The animal health repository platform will be able to integrate animal health, veterinary public health, food safety and human health data from different sources and perform complex analyses on them. The platform will allow the identification of multiple candidate agents to combat veterinary antibiotic resistance.
The essence of drug repositioning (also known as drug repurposing) is to use an already authorised medicine for a different purpose than its original medical implication. The drug discovered in this way can be produced more quickly, with lower costs and with less risk than developing an entirely new drug starting with a new chemical entity.

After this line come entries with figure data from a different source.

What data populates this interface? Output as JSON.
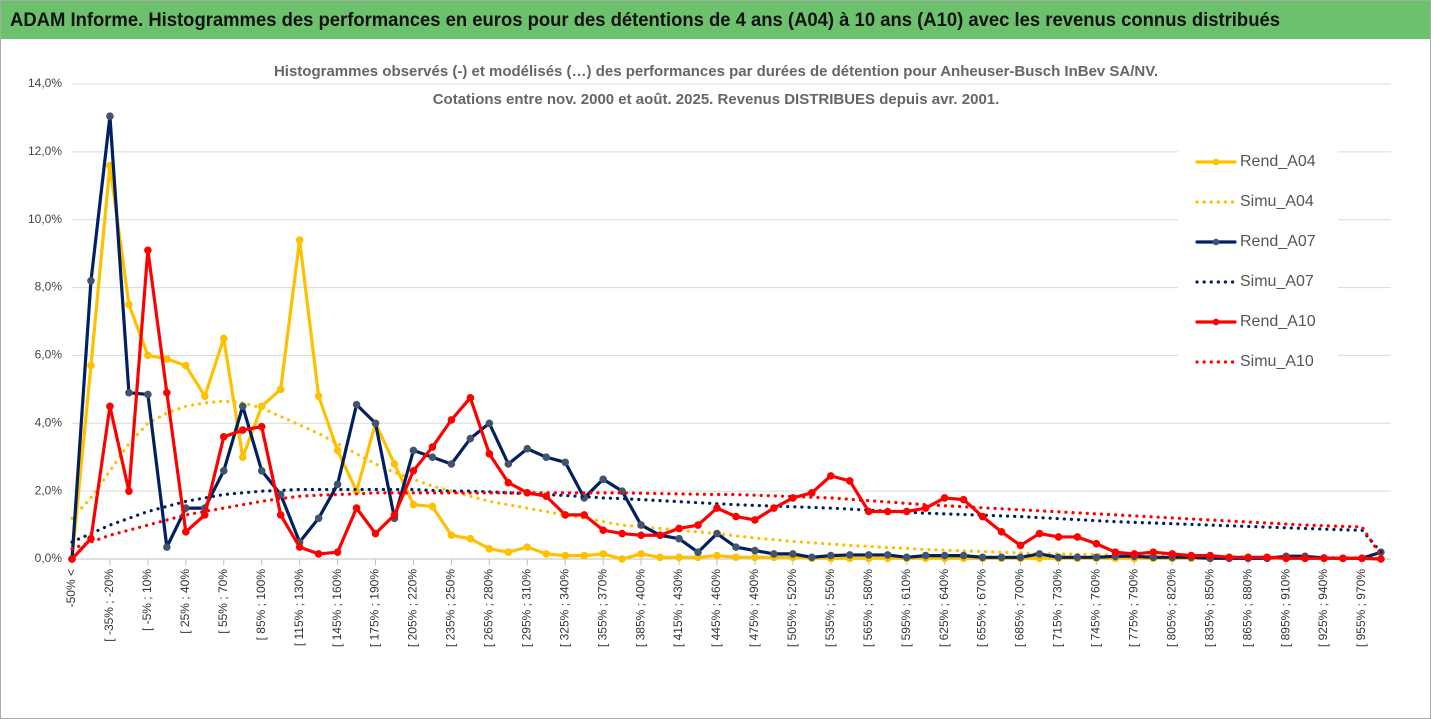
{
  "chart_data": {
    "type": "line",
    "title": "ADAM Informe. Histogrammes des performances en euros pour des détentions de 4 ans (A04) à 10 ans (A10) avec les revenus connus distribués",
    "subtitle": [
      "Histogrammes observés (-) et modélisés (…) des performances par durées de détention pour Anheuser-Busch InBev SA/NV.",
      "Cotations entre nov. 2000 et août. 2025. Revenus DISTRIBUES depuis avr. 2001."
    ],
    "categories": [
      "-50% <",
      null,
      "[ -35% ; -20%",
      null,
      "[ -5% ; 10%",
      null,
      "[ 25% ; 40%",
      null,
      "[ 55% ; 70%",
      null,
      "[ 85% ; 100%",
      null,
      "[ 115% ; 130%",
      null,
      "[ 145% ; 160%",
      null,
      "[ 175% ; 190%",
      null,
      "[ 205% ; 220%",
      null,
      "[ 235% ; 250%",
      null,
      "[ 265% ; 280%",
      null,
      "[ 295% ; 310%",
      null,
      "[ 325% ; 340%",
      null,
      "[ 355% ; 370%",
      null,
      "[ 385% ; 400%",
      null,
      "[ 415% ; 430%",
      null,
      "[ 445% ; 460%",
      null,
      "[ 475% ; 490%",
      null,
      "[ 505% ; 520%",
      null,
      "[ 535% ; 550%",
      null,
      "[ 565% ; 580%",
      null,
      "[ 595% ; 610%",
      null,
      "[ 625% ; 640%",
      null,
      "[ 655% ; 670%",
      null,
      "[ 685% ; 700%",
      null,
      "[ 715% ; 730%",
      null,
      "[ 745% ; 760%",
      null,
      "[ 775% ; 790%",
      null,
      "[ 805% ; 820%",
      null,
      "[ 835% ; 850%",
      null,
      "[ 865% ; 880%",
      null,
      "[ 895% ; 910%",
      null,
      "[ 925% ; 940%",
      null,
      "[ 955% ; 970%",
      null
    ],
    "ylim": [
      0,
      14
    ],
    "yticks": [
      {
        "value": 0,
        "label": "0,0%"
      },
      {
        "value": 2,
        "label": "2,0%"
      },
      {
        "value": 4,
        "label": "4,0%"
      },
      {
        "value": 6,
        "label": "6,0%"
      },
      {
        "value": 8,
        "label": "8,0%"
      },
      {
        "value": 10,
        "label": "10,0%"
      },
      {
        "value": 12,
        "label": "12,0%"
      },
      {
        "value": 14,
        "label": "14,0%"
      }
    ],
    "grid": true,
    "legend": "right",
    "series": [
      {
        "name": "Rend_A04",
        "color": "#ffc000",
        "style": "solid",
        "values": [
          0,
          5.7,
          11.6,
          7.5,
          6.0,
          5.9,
          5.7,
          4.8,
          6.5,
          3.0,
          4.5,
          5.0,
          9.4,
          4.8,
          3.2,
          2.0,
          4.0,
          2.8,
          1.6,
          1.55,
          0.7,
          0.6,
          0.3,
          0.2,
          0.35,
          0.15,
          0.1,
          0.1,
          0.15,
          0.0,
          0.15,
          0.05,
          0.05,
          0.05,
          0.1,
          0.05,
          0.05,
          0.05,
          0.05,
          0.02,
          0.02,
          0.02,
          0.02,
          0.02,
          0.02,
          0.02,
          0.02,
          0.02,
          0.02,
          0.02,
          0.02,
          0.02,
          0.02,
          0.02,
          0.02,
          0.02,
          0.02,
          0.02,
          0.02,
          0.02,
          0.02,
          0.02,
          0.02,
          0.02,
          0.02,
          0.02,
          0.02,
          0.02,
          0.02,
          0.0
        ]
      },
      {
        "name": "Simu_A04",
        "color": "#ffc000",
        "style": "dotted",
        "values": [
          1.2,
          1.8,
          2.6,
          3.4,
          4.0,
          4.3,
          4.5,
          4.6,
          4.65,
          4.6,
          4.45,
          4.2,
          3.95,
          3.7,
          3.4,
          3.1,
          2.8,
          2.55,
          2.35,
          2.15,
          2.0,
          1.85,
          1.7,
          1.6,
          1.5,
          1.4,
          1.3,
          1.2,
          1.1,
          1.0,
          0.95,
          0.9,
          0.85,
          0.8,
          0.75,
          0.68,
          0.62,
          0.57,
          0.52,
          0.48,
          0.44,
          0.4,
          0.37,
          0.34,
          0.31,
          0.28,
          0.26,
          0.24,
          0.22,
          0.2,
          0.18,
          0.16,
          0.15,
          0.14,
          0.13,
          0.12,
          0.11,
          0.1,
          0.09,
          0.08,
          0.07,
          0.07,
          0.06,
          0.06,
          0.05,
          0.05,
          0.05,
          0.04,
          0.04,
          0.02
        ]
      },
      {
        "name": "Rend_A07",
        "color": "#002060",
        "style": "solid",
        "values": [
          0,
          8.2,
          13.05,
          4.9,
          4.85,
          0.35,
          1.5,
          1.5,
          2.6,
          4.5,
          2.6,
          1.9,
          0.5,
          1.2,
          2.2,
          4.55,
          4.0,
          1.2,
          3.2,
          3.0,
          2.8,
          3.55,
          4.0,
          2.8,
          3.25,
          3.0,
          2.85,
          1.8,
          2.35,
          2.0,
          1.0,
          0.7,
          0.6,
          0.2,
          0.75,
          0.35,
          0.25,
          0.15,
          0.15,
          0.05,
          0.1,
          0.12,
          0.12,
          0.12,
          0.05,
          0.1,
          0.1,
          0.1,
          0.05,
          0.05,
          0.05,
          0.15,
          0.05,
          0.05,
          0.05,
          0.08,
          0.08,
          0.05,
          0.05,
          0.05,
          0.02,
          0.02,
          0.02,
          0.02,
          0.08,
          0.08,
          0.03,
          0.02,
          0.02,
          0.2
        ]
      },
      {
        "name": "Simu_A07",
        "color": "#002060",
        "style": "dotted",
        "values": [
          0.5,
          0.75,
          1.0,
          1.2,
          1.4,
          1.55,
          1.7,
          1.8,
          1.9,
          1.95,
          2.0,
          2.02,
          2.05,
          2.05,
          2.05,
          2.05,
          2.05,
          2.05,
          2.05,
          2.02,
          2.0,
          2.0,
          1.98,
          1.95,
          1.92,
          1.9,
          1.87,
          1.84,
          1.8,
          1.78,
          1.75,
          1.72,
          1.69,
          1.66,
          1.63,
          1.6,
          1.58,
          1.56,
          1.54,
          1.52,
          1.5,
          1.47,
          1.44,
          1.41,
          1.38,
          1.35,
          1.33,
          1.31,
          1.29,
          1.27,
          1.25,
          1.22,
          1.19,
          1.16,
          1.13,
          1.1,
          1.08,
          1.06,
          1.04,
          1.02,
          1.0,
          0.98,
          0.96,
          0.94,
          0.92,
          0.9,
          0.88,
          0.86,
          0.85,
          0.2
        ]
      },
      {
        "name": "Rend_A10",
        "color": "#ff0000",
        "style": "solid",
        "values": [
          0,
          0.6,
          4.5,
          2.0,
          9.1,
          4.9,
          0.8,
          1.3,
          3.6,
          3.8,
          3.9,
          1.3,
          0.35,
          0.15,
          0.2,
          1.5,
          0.75,
          1.3,
          2.6,
          3.3,
          4.1,
          4.75,
          3.1,
          2.25,
          1.95,
          1.85,
          1.3,
          1.3,
          0.85,
          0.75,
          0.7,
          0.7,
          0.9,
          1.0,
          1.5,
          1.25,
          1.15,
          1.5,
          1.8,
          1.95,
          2.45,
          2.3,
          1.4,
          1.4,
          1.4,
          1.5,
          1.8,
          1.75,
          1.25,
          0.8,
          0.4,
          0.75,
          0.65,
          0.65,
          0.45,
          0.2,
          0.15,
          0.2,
          0.15,
          0.1,
          0.1,
          0.05,
          0.05,
          0.05,
          0.02,
          0.02,
          0.02,
          0.02,
          0.02,
          0.0
        ]
      },
      {
        "name": "Simu_A10",
        "color": "#ff0000",
        "style": "dotted",
        "values": [
          0.3,
          0.5,
          0.7,
          0.85,
          1.0,
          1.15,
          1.3,
          1.4,
          1.5,
          1.6,
          1.7,
          1.78,
          1.85,
          1.88,
          1.9,
          1.92,
          1.95,
          1.95,
          1.95,
          1.95,
          1.95,
          1.95,
          1.95,
          1.95,
          1.95,
          1.95,
          1.95,
          1.95,
          1.95,
          1.95,
          1.94,
          1.93,
          1.92,
          1.91,
          1.9,
          1.9,
          1.88,
          1.86,
          1.84,
          1.82,
          1.8,
          1.76,
          1.72,
          1.68,
          1.64,
          1.6,
          1.57,
          1.54,
          1.51,
          1.48,
          1.45,
          1.42,
          1.39,
          1.36,
          1.33,
          1.3,
          1.27,
          1.24,
          1.21,
          1.18,
          1.15,
          1.12,
          1.09,
          1.06,
          1.03,
          1.0,
          0.98,
          0.96,
          0.95,
          0.1
        ]
      }
    ]
  }
}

One of the main objectives of DFI is to create a key element of the project, a date lake. A data lake is a central storage repository that holds big data, usually in structured and unstructured format as well. Another important task of DFI will be the review of several approved drugs and feed supplements that have synergistic effects with antibiotics or inhibit the development of antibiotic resistance.
The developed big data repository can be used for the generation of repository drug candidates within the project, but due to the multi-disciplinary nature of the integrated data, in the long term, it will be suitable for many other purposes and for a wide range of users in animal health, veterinary public health and food chain safety related analyses and research, thus fitting into the One Health concept.
Although platforms are available that identify drug candidates for certain indications on the basis of similarities (e.g. chemical structure), we do not know of any complex system integrating several complex data sources, neither in Hungary nor internationally.